Chemotherapy is one of the most used treatment against cancer. It uses chemical substances (chemotherapeutic agents) which kill cells that divide too quickly. These chemical substances are often diluted in a particular solution and packaged in bags, diffusers, or syringes, before being administered. Wrong medication (wrong chemotherapeutic agent or wrong concentration) can have major impacts for patients. To prevent wrong medication, some recent French regulations impose the verification of anti-cancer drugs before their administration. The goal is to check that they contain the good chemotherapeutic agent with the good dosage.
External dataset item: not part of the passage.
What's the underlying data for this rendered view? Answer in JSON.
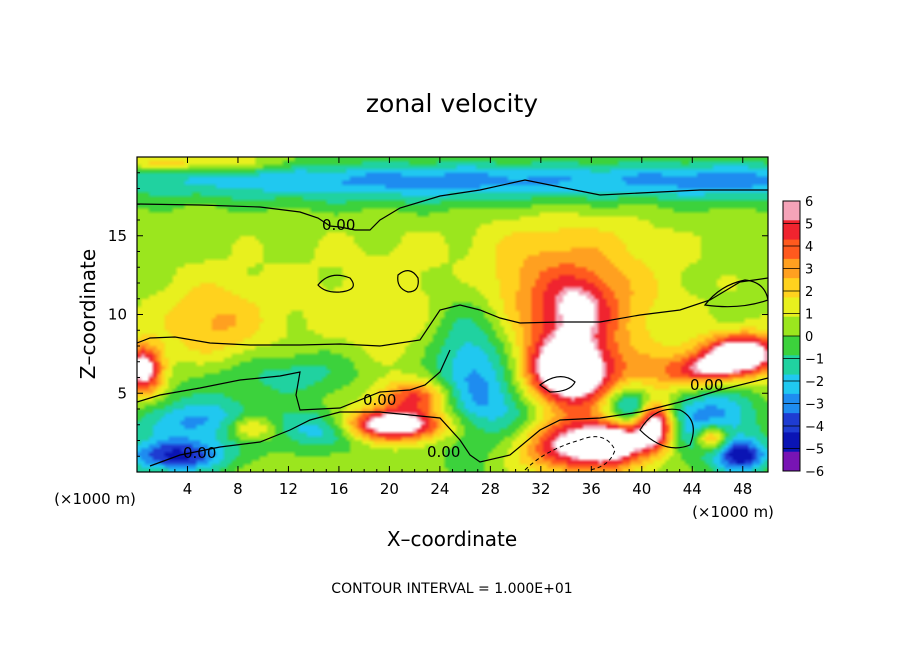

Raman spectroscopy could be used to make this check, since, theoretically, i) each molecule has a specific spectral fingerprint by which the molecule can be identified; and ii) the Raman intensity increases with the concentration of the molecule. The main advantage of spectroscopy above other methods (for example, liquid chromatography) is that it is non-destructive and non-invasive (measures are made without opening the drug containers). However, this method is rarely used in hospital environment because of the complexity of the spectral signals to analyze. Automating the analysis of these spectral signals could significantly help. Eventually, a complete analytical system (from measuring Raman spectra to identifying the chemotherapeutic agent and its concentration) could be designed, which would be easy to use and would prevent wrong medication.
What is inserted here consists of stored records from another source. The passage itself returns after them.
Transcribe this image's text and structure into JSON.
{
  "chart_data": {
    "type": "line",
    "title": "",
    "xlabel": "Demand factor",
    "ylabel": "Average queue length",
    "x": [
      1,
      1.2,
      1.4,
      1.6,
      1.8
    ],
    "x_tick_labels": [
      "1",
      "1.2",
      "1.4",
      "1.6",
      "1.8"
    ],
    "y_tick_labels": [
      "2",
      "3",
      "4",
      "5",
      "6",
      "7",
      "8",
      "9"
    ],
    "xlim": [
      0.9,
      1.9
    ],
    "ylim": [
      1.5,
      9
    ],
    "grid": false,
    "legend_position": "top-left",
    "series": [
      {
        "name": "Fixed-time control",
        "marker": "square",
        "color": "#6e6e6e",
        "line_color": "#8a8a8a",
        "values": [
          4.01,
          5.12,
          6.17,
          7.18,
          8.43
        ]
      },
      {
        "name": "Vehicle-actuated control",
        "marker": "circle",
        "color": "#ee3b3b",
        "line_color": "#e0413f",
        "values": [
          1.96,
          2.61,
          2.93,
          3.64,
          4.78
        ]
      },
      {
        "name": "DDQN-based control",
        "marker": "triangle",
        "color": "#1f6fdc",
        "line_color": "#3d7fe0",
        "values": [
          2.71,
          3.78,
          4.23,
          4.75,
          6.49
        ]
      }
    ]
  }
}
In this context, the goal of this project is to develop prediction models able to identify and quantify chemotherapeutic agents from their Raman spectra.

The Lip(Sys)² laboratory measured Raman spectra of 4 types of chemotherapeutic agents (called molecule) in 3 different packages (called vial), diluted in 9 different solutions (called solute gammes), and having different concentrations. A total of 360 spectra were measured for each agent, except for one (348 spectra).
Part of these data are saved in the file train.csv as follows (n_samples being the number of samples):

  • molecule: Type of chemotherapeutic agent. Four possible values: A for infliximab, B for bévacizumab, Q for ramucirumab, R for rituximab. Dimension: (n_samples,)
  • vial: Vial type. Three possible values: 1, 2, 3. Dimension: (1, n_samples)
  • solute: Solute group. Fourteen possible values: 1, 2, ..., 14. Dimension: (1, n_samples)
  • concentration: Concentration of the molecule. Dimension: (n_samples, 1)
  • spectra: Intensity of Raman spectrum. Dimension: (n_samples, 1866)

To sum up, there are too objectives:

  • classification: predict which molecule it corresponds to given the spectrum.
  • regression: predict the concentration of a molecule. The prediction should not depend on the vial or the solute group. The error metric is the mean absolute relative error (mare): $$\frac{1}{n_{samples}}\sum_{i=1}^{n_{samples}}\left|\frac{y_i-\hat{y}_i}{y_i}\right|$$ with $y$ and $\hat{y}$ being the true and predicted concentration.